Scripts to demonstrate Infinispan Hadoop Integration inside Docker
- Linux
- Docker service started
- Maven/SBT
- sshpass (yum install sshpass)
- ruby
Build hadoop integration branch:
git clone -b ISPN-5191/hadoop_integration --single-branch https://github.com/infinispan/infinispan.git
cd infinispan && mvn clean install -DskipTests=true -s maven-settings.xml
Edit cluster.sh and change the variable $ISPN_HOME
to point to the sources folder above
Run script to create the cluster passing the number of nodes. Must be root if docker requires it:
./cluster.sh 3
Each node will be a hadoop slave, infinispan server node and spark worker
After the cluster is created, take note of the master IP
At this point the hadoop cluster admin insterfaces are accessible at:
http://<master ip>:50030 (jobtracker)
http://<master ip>:50070 (namenode)
and the spark cluster admin at:
http://<master ip>:8081
To run the job that reads and writes from/to infinispan:
ssh root@<master ip>
cd /home/hadoop
./run-hadoop-infinispan.sh
To run the same job that reads and writes from/to hdfs:
ssh root@<master ip>
cd /home/hadoop
./copy-to-hdfs.sh
./run-hadoop.sh
Output will be in the cache 'map-reduce-out' To read the output, run (outside docker):
./dump.sh | more
The existence of an specific InputFormat allows for infinispan to become a citizen of the Hadoop ecosystem. Particularly, it can be used as a data source for Apache Spark.

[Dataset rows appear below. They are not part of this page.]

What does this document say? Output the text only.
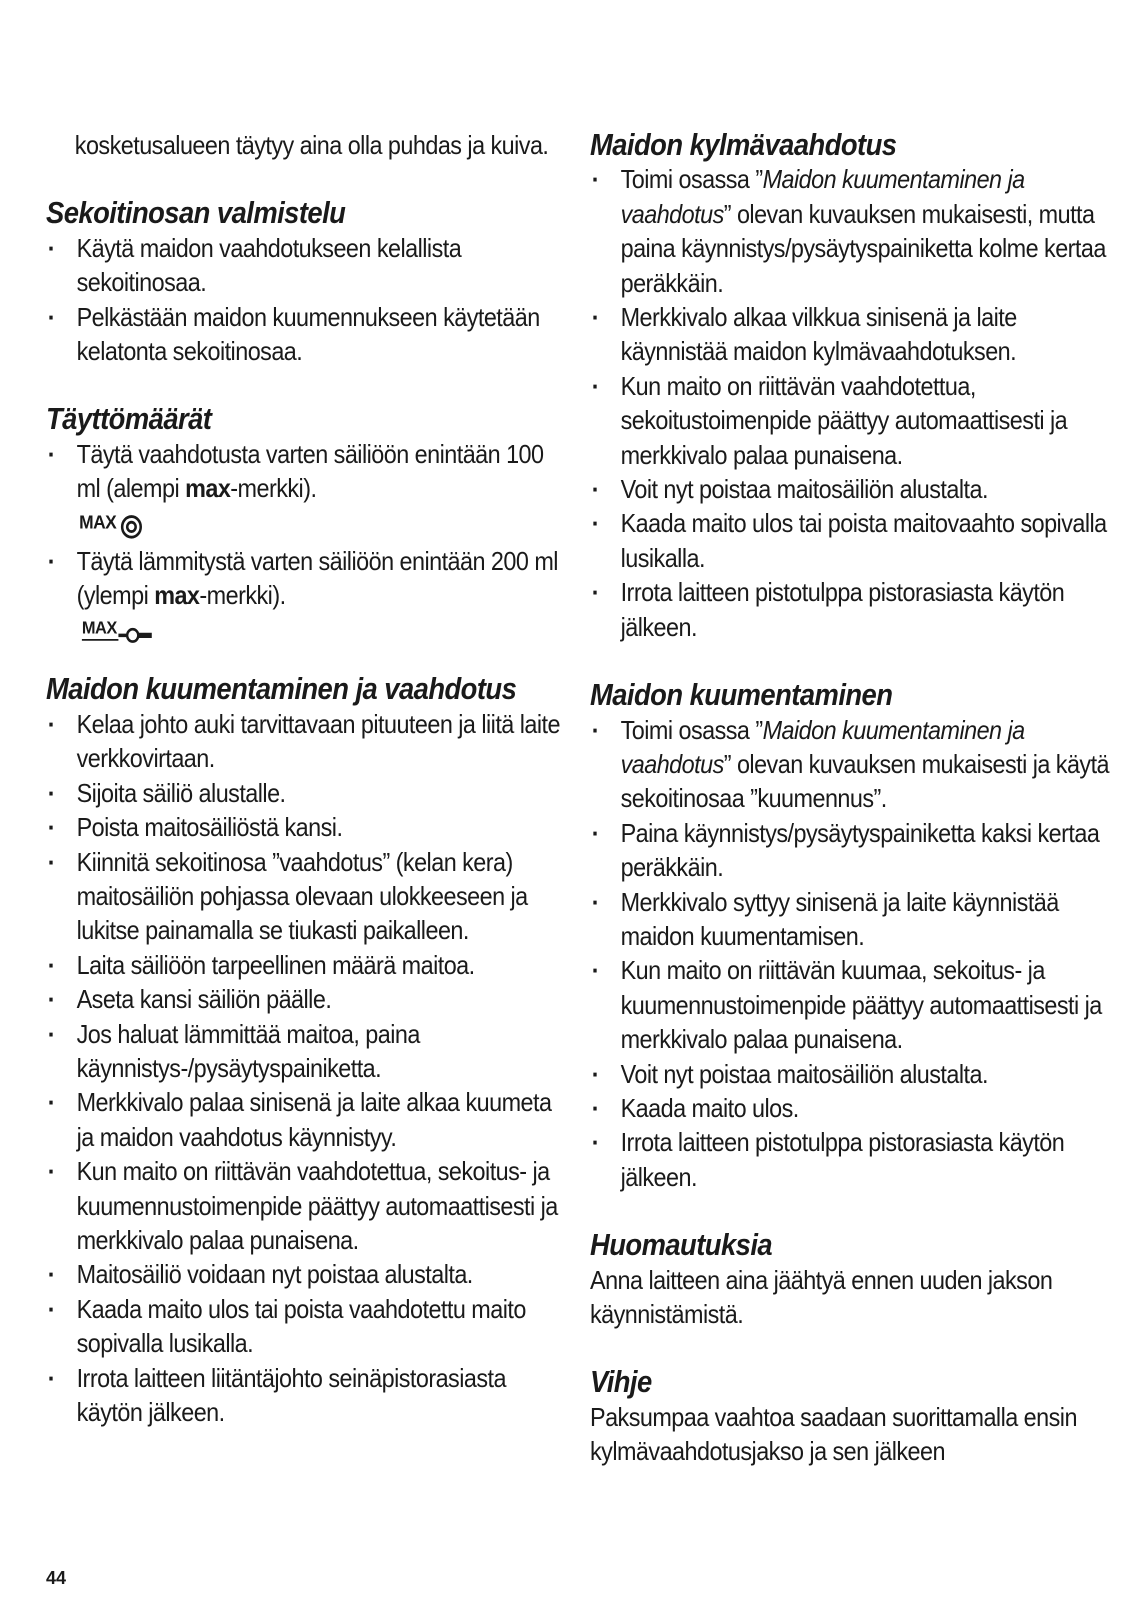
kosketusalueen täytyy aina olla puhdas ja kuiva.

Sekoitinosan valmistelu
· Käytä maidon vaahdotukseen kelallista sekoitinosaa.
· Pelkästään maidon kuumennukseen käytetään kelatonta sekoitinosaa.
Täyttömäärät
· Täytä vaahdotusta varten säiliöön enintään 100 ml (alempi max-merkki).
MAX
· Täytä lämmitystä varten säiliöön enintään 200 ml (ylempi max-merkki).
MAX
Maidon kuumentaminen ja vaahdotus
· Kelaa johto auki tarvittavaan pituuteen ja liitä laite verkkovirtaan.
· Sijoita säiliö alustalle.
· Poista maitosäiliöstä kansi.
· Kiinnitä sekoitinosa ”vaahdotus” (kelan kera) maitosäiliön pohjassa olevaan ulokkeeseen ja lukitse painamalla se tiukasti paikalleen.
· Laita säiliöön tarpeellinen määrä maitoa.
· Aseta kansi säiliön päälle.
· Jos haluat lämmittää maitoa, paina käynnistys-/pysäytyspainiketta.
· Merkkivalo palaa sinisenä ja laite alkaa kuumeta ja maidon vaahdotus käynnistyy.
· Kun maito on riittävän vaahdotettua, sekoitus- ja kuumennustoimenpide päättyy automaattisesti ja merkkivalo palaa punaisena.
· Maitosäiliö voidaan nyt poistaa alustalta.
· Kaada maito ulos tai poista vaahdotettu maito sopivalla lusikalla.
· Irrota laitteen liitäntäjohto seinäpistorasiasta käytön jälkeen.
Maidon kylmävaahdotus
· Toimi osassa ”Maidon kuumentaminen ja vaahdotus” olevan kuvauksen mukaisesti, mutta paina käynnistys/pysäytyspainiketta kolme kertaa peräkkäin.
· Merkkivalo alkaa vilkkua sinisenä ja laite käynnistää maidon kylmävaahdotuksen.
· Kun maito on riittävän vaahdotettua, sekoitustoimenpide päättyy automaattisesti ja merkkivalo palaa punaisena.
· Voit nyt poistaa maitosäiliön alustalta.
· Kaada maito ulos tai poista maitovaahto sopivalla lusikalla.
· Irrota laitteen pistotulppa pistorasiasta käytön jälkeen.
Maidon kuumentaminen
· Toimi osassa ”Maidon kuumentaminen ja vaahdotus” olevan kuvauksen mukaisesti ja käytä sekoitinosaa ”kuumennus”.
· Paina käynnistys/pysäytyspainiketta kaksi kertaa peräkkäin.
· Merkkivalo syttyy sinisenä ja laite käynnistää maidon kuumentamisen.
· Kun maito on riittävän kuumaa, sekoitus- ja kuumennustoimenpide päättyy automaattisesti ja merkkivalo palaa punaisena.
· Voit nyt poistaa maitosäiliön alustalta.
· Kaada maito ulos.
· Irrota laitteen pistotulppa pistorasiasta käytön jälkeen.
Huomautuksia

Anna laitteen aina jäähtyä ennen uuden jakson käynnistämistä.

Vihje

Paksumpaa vaahtoa saadaan suorittamalla ensin kylmävaahdotusjakso ja sen jälkeen

44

In order to run the same map reduce job, but as a Scala script through spark:
cd shell
./shell.sh
scala> val master = <master ip>
scala> val cache = getCache(master)
scala> cache.size
scala> val rdd = getRDD(master)
scala> val mr = mapReduce(rdd)
scala> print(mr)
Spark also works on top of pure HDFS. The equivalent of doing a wordcount mapreduce on top of HDFS is:
val file = sc.textFile(s"hdfs://$master:9000/redhat/file.txt")
file.count()
val counts = file.flatMap(line => line.split(" ")).map(word => (word, 1)).reduceByKey(_ + _).take(10)